LIFE OF CONTRASTS Sticking to traditions while doing modern, innovative designs is a symptomatic process of the entire way, Amélie has arranged her life: Full of contrasts. “I like traditions, and I like innovation. So in my collection, I try to merge them,” Amélie describes.

Amélie has lived in the same street in Paris all the time, she has been here.

But a life of contrasts is not just visible when it comes to her work; nothing is exactly as it seems, and although she plays with the clichés, she indeed is no stereotype Parisienne. She’s a star of the fashion world, yet hates the industry and never goes shopping. She lives in the centre of one of the most exciting cities of the world, yet rarely goes out on weekends. She is innovative but loves tradition and succeeds in the surprising connection of French elegance and humour, more often than not on the black side. “Less is more. But too much is cool.” The architect of my shop, Marion Mailaender, told me that one day,” Amélie says about the way the brand balances style and expression. “Everything is always in contrast. I know it’s the best cliché, but I like to see a woman from the man’s perspective.

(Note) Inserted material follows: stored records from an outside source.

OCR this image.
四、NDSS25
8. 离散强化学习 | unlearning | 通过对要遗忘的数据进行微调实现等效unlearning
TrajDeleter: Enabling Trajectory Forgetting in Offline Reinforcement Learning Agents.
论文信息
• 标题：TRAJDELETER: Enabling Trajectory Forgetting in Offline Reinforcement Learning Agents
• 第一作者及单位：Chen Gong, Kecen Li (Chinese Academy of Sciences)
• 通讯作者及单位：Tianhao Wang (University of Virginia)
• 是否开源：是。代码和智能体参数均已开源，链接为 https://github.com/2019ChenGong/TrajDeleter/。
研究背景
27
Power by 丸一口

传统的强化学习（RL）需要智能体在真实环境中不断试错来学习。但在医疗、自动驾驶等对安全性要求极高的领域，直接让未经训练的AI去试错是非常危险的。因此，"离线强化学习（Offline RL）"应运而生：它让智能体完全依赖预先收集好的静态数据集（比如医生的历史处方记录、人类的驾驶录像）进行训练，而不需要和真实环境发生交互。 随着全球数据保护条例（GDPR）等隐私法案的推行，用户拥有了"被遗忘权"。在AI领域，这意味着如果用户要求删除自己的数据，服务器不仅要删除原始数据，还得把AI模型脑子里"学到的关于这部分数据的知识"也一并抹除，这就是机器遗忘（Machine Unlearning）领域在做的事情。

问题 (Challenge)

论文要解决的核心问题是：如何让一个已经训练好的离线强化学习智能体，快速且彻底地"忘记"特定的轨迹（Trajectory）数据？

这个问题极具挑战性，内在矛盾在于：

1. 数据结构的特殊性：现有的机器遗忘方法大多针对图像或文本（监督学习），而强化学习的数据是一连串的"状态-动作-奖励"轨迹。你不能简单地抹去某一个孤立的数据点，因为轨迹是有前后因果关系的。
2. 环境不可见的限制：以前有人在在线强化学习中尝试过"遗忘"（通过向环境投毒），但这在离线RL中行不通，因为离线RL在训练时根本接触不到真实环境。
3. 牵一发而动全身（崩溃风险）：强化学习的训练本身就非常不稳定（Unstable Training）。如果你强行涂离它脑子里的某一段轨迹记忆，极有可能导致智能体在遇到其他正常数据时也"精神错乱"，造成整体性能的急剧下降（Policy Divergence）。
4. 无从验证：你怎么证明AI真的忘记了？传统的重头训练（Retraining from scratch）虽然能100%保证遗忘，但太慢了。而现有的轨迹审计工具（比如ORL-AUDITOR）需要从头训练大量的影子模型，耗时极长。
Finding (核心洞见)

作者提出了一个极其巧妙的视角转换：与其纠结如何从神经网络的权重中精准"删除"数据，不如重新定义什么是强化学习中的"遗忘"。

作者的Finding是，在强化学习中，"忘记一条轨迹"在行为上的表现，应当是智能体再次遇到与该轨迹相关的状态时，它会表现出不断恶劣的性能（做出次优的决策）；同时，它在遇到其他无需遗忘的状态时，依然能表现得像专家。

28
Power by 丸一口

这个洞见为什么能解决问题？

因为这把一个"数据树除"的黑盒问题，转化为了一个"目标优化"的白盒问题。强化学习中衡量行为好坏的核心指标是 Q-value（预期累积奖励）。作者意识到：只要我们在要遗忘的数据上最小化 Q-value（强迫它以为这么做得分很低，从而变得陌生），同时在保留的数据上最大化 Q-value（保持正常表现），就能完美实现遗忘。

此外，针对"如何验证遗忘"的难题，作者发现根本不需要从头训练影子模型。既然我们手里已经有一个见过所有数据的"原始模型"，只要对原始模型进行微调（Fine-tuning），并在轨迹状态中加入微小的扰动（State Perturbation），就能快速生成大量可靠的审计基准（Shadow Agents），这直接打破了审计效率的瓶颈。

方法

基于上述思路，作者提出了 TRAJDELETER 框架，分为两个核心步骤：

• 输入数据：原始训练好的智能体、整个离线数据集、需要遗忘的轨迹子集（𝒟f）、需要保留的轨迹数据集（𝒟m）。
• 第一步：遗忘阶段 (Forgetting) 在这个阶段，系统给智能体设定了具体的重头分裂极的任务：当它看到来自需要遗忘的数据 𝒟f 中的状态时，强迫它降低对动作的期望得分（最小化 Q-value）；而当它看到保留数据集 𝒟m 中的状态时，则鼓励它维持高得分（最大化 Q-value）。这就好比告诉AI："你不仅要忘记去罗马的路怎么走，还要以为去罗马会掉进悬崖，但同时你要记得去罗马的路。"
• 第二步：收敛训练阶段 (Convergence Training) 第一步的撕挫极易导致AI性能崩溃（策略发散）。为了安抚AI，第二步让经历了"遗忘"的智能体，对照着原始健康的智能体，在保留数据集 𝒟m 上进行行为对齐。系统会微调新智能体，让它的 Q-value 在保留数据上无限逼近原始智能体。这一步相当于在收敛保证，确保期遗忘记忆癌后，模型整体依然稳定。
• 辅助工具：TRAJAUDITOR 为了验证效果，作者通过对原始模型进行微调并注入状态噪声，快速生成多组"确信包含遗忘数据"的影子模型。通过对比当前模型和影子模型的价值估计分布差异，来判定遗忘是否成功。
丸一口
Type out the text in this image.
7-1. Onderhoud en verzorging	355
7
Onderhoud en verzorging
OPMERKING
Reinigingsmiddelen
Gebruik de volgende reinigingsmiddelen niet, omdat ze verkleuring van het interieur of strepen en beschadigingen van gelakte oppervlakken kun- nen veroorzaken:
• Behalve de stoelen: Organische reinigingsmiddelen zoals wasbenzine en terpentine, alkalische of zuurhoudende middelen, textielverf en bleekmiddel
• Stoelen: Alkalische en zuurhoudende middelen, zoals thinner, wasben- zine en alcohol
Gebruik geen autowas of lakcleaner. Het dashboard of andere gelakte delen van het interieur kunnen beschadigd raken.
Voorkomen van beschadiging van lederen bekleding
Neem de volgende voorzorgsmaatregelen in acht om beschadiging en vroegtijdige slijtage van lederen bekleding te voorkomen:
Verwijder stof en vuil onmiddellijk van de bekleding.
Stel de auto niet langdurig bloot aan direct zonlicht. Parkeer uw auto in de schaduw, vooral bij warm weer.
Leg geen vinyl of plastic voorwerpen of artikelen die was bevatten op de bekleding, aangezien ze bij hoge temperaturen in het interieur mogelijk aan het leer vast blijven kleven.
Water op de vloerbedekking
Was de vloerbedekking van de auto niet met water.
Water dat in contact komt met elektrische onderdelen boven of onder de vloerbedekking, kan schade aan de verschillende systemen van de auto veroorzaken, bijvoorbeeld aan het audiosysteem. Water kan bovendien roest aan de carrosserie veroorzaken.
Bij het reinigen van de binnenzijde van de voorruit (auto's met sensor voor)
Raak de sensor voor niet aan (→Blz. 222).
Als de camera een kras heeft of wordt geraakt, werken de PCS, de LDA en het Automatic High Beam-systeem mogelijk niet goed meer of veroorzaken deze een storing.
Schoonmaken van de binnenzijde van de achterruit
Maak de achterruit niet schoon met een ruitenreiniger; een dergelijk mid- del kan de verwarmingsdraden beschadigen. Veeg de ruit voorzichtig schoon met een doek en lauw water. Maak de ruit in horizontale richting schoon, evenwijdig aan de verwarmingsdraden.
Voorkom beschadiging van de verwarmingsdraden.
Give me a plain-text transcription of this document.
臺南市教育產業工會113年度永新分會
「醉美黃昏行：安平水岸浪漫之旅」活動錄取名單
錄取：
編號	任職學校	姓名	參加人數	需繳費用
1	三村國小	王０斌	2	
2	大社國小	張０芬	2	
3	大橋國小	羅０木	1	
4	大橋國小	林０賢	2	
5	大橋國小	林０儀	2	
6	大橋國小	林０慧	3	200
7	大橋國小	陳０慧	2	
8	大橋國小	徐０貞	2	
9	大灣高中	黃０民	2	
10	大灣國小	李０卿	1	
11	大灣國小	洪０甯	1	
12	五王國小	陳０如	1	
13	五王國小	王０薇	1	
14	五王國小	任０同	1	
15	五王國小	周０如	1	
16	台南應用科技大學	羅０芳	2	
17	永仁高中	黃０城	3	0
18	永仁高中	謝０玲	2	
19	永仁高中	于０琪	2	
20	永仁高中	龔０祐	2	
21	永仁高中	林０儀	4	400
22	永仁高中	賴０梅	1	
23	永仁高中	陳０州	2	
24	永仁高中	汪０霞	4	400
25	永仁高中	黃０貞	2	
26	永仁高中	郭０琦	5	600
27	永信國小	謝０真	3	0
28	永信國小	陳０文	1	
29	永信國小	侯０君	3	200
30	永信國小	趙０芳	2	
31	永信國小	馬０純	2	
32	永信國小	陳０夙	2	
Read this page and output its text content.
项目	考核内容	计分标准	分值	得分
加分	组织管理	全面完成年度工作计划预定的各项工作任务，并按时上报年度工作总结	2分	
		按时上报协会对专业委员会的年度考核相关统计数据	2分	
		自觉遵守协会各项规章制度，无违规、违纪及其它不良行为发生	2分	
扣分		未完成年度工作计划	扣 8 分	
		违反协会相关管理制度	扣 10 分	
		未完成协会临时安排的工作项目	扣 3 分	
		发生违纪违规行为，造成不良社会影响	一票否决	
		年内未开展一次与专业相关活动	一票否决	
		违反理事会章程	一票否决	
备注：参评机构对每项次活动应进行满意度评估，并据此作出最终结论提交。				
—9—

I work a lot with femininity, modernity, clichés, and humour,” she says about her artistic vision with her brand, and laughingly states: “It looks like a company with naked girls, but there’s a lot to understand behind it.”

When Amélie stopped doing retail, she opened up her own store down the street from her apartment.

The bed has not only become the symbol of her shop, but it’s also the centre of her personal universe. “I need to have at least one day during the weekend where I just lie in bed with a book and my cats,” she admits. “In fact, the only thing I can do on weekends is going to the florist, buy a new plant and have good food. Bring a bit of nature inside, you know,” Amélie says as one of her Persian cats jumps onto her lab, a perfect image of her dream home: “I couldn’t live without plants, and a home is not home without cats. I still think Paris is the perfect place to live, but even though we’re trying to make the apartment perfect, in reality, the perfect place is in nature.”

Amélie Pichard, 35 years, went to Paris for fashion and now has her own shoe and accessory brand. She lives down the street from her store with her boyfriend, Julien. ameliepichard.com @ameliepichard

The store changes with every season, but every styling showcases her sense of humour and love of a large bed.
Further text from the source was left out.